Rafael Pinto Alamy, a homicide prosecutor on the case, told USA TODAY the case was suspended because Cavalcante fled Brazil. Cavalcante remained a fugitive with a warrant for his arrest issued days after the killing.

Pinto Alamy also confirmed the case has a hearing on Oct. 11 in Gurupi, Tocantins, but said Cavalcante is unlikely to be sent back to his home country if convicted of the 2017 murder because he would face a lesser punishment to the life imprisonment he has been sentenced to in the U.S.

People accused of crimes in Brazil can still be charged even if they aren't in the country, Marcio Santoro, a federal judge in Rio de Janeiro state, told USA TODAY. The person could appear virtually before a judge and be entitled to a public defender. However, life in prison without parole remains a foreign concept in Brazil, a predominantly Catholic country that maintains concepts of forgiveness, Santoro added.

"We're happy Danilo has been judged there in the United States,'' Moreira dos Reis' sister, Dayane, told USA TODAY. "Here there's no justice, there's no law!"

− Eduardo Cuevas and Will Carless

Fugitive's presence 'traumatizing' for community

Carla Moliterno, 53, lives in an apartment building a couple hundred yards from where Cavalcante was found. Her community had been locked down since Monday, her road closed and her daughter’s school shuttered.

Moliterno bolted a window closed in her apartment because it was over a small roof − she feared the fugitive would climb up and try to enter the apartment. She would not let her daughter go out on their deck for fear she would be shot. They remained huddled in the apartment, Moliterno sleeping in her living room because it is closer to her daughter’s bedroom.

“We had constant police activity out front and constant police helicopters overhead,” Moliterno said. “This morning I was thinking, ‘I can’t do this one more day.'”

Hours later, a text came in saying Cavalcante had been captured.

“It was all very traumatizing,” Moliterno said. “There were many tears when it finally ended. I think I might sleep for a month tonight.”

− John Bacon

How Cavalcante escaped from prison

Cavalcante broke free by "crab-walking'' his way up two walls in the exercise yard, breaking through razor wire and running across a roof. A watch tower officer, who has since been fired, didn't see him slip away.

Security footage shows the moment at about 8:50 a.m. on Aug. 31 when Cavalcante used his outstretched arms and legs to brace himself between the walls and "crab walk" up before disappearing.

It was the second escape from the facility in recent months.

In May, inmate Igor Bolte broke out from the same location in a similar way but was seen by the tower officer on watch and quickly recaptured.
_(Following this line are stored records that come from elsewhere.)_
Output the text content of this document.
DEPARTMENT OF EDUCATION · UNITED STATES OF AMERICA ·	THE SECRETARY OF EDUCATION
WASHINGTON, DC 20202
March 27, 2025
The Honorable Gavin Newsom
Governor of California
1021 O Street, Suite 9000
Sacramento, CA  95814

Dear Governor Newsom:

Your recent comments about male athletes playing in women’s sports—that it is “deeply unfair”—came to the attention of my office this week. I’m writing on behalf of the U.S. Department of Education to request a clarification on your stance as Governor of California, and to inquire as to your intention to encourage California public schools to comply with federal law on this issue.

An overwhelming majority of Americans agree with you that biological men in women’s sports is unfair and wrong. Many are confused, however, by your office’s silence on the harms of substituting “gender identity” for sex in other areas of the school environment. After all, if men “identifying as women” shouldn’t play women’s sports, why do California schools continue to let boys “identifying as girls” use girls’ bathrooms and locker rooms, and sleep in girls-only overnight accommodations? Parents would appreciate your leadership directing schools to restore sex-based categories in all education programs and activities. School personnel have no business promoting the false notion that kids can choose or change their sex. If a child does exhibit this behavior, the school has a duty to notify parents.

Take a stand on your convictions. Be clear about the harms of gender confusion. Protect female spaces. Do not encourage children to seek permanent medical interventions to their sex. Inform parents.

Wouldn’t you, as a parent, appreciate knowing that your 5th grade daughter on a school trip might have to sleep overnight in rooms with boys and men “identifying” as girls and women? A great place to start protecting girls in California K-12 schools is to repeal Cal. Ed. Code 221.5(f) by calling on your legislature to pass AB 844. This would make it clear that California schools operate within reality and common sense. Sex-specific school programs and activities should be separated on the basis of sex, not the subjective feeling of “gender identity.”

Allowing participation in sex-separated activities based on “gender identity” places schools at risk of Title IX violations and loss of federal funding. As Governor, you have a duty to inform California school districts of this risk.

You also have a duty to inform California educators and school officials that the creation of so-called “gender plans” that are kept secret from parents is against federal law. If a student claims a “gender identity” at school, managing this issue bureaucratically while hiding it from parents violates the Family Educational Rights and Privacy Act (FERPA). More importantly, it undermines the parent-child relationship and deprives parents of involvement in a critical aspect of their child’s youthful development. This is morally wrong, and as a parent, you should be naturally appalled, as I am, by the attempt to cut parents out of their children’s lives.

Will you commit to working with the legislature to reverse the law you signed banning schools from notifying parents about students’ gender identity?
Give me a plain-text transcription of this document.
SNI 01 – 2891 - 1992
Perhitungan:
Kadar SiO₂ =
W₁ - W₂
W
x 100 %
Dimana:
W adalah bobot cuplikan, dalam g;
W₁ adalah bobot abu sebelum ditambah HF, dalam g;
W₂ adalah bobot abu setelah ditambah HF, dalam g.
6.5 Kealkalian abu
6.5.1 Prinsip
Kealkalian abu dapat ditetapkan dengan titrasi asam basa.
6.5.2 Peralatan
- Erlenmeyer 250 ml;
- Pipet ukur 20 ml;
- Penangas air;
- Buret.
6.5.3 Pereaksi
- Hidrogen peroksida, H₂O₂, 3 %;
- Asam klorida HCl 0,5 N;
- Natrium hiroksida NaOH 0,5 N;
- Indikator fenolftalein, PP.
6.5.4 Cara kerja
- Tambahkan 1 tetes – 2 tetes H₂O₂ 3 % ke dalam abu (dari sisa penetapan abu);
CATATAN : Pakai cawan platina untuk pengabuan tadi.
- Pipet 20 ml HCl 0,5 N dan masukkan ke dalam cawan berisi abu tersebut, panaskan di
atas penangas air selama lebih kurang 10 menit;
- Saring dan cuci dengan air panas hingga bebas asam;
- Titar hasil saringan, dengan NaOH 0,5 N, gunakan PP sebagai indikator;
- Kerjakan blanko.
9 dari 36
Cavalcante's escape differed in two important ways: He had to get through razor wire that was added after Bolte's escape, and nobody saw him do it.

Cavalcante's disappearance was discovered nearly an hour later during an inmate count after the block returned from the yard.

Prison officials have since pledged to increase staff and install a fence to close the space above the prison yard wall that Bolte and Cavalcante scaled.